Jenderal Soeharto jatuh dari kursi kepresidenan, bukanlah karena kemauan sukarela, tapi karena perlawanan rakyat yang tidak perduli ancaman ajal untuk menggulingkan otoritarianisme dan militerisme. Kejatuhan Soerhato di samping karena perlawanan rakyat juga oleh tekanan internasional. Para penopangnya semula kemudian memutuskan menarik dukungan mereka dan turut mengutuk Soeharto.
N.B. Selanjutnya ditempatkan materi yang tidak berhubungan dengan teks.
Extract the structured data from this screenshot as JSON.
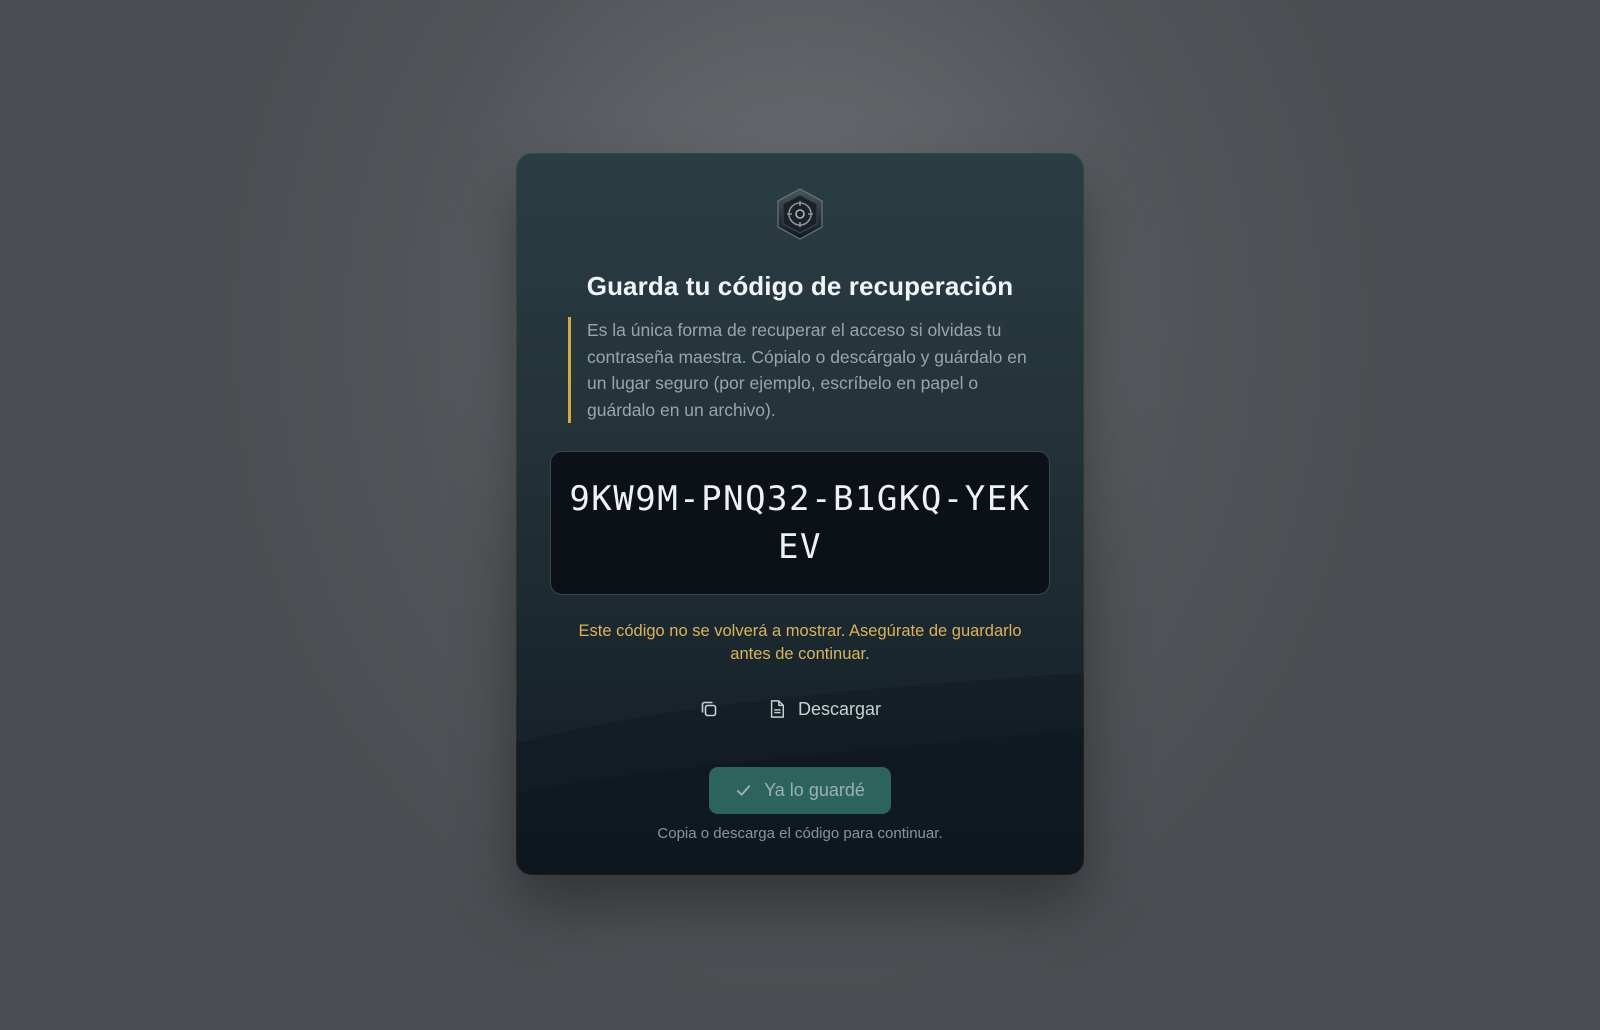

Selain itu kejatuhan Soeharto juga mengatakan bahwa kekuatan senjata mempunyai batas, seperti dikatakan oleh Thomas Hobbes:
“Jika Negara terus-menerus mengancam kelangsungan hidup warganegara, maka setiap warganegara yang yang memiliki rasa takut terhadap kematian, pada waktunya akan berbalik menghancurkan Negara , sebelum Negara menghancurkan mereka. Pada situasi tersebut, masyarakat akan kembali ke “keadaan alamiah” untuk selanjutnya membentuk Negara yang lebih baik dan adil. (Thomas Hobbes, in: Frans de Sani Lake, SVD: “Konflik Agraria Di Kalimantan Tengah”).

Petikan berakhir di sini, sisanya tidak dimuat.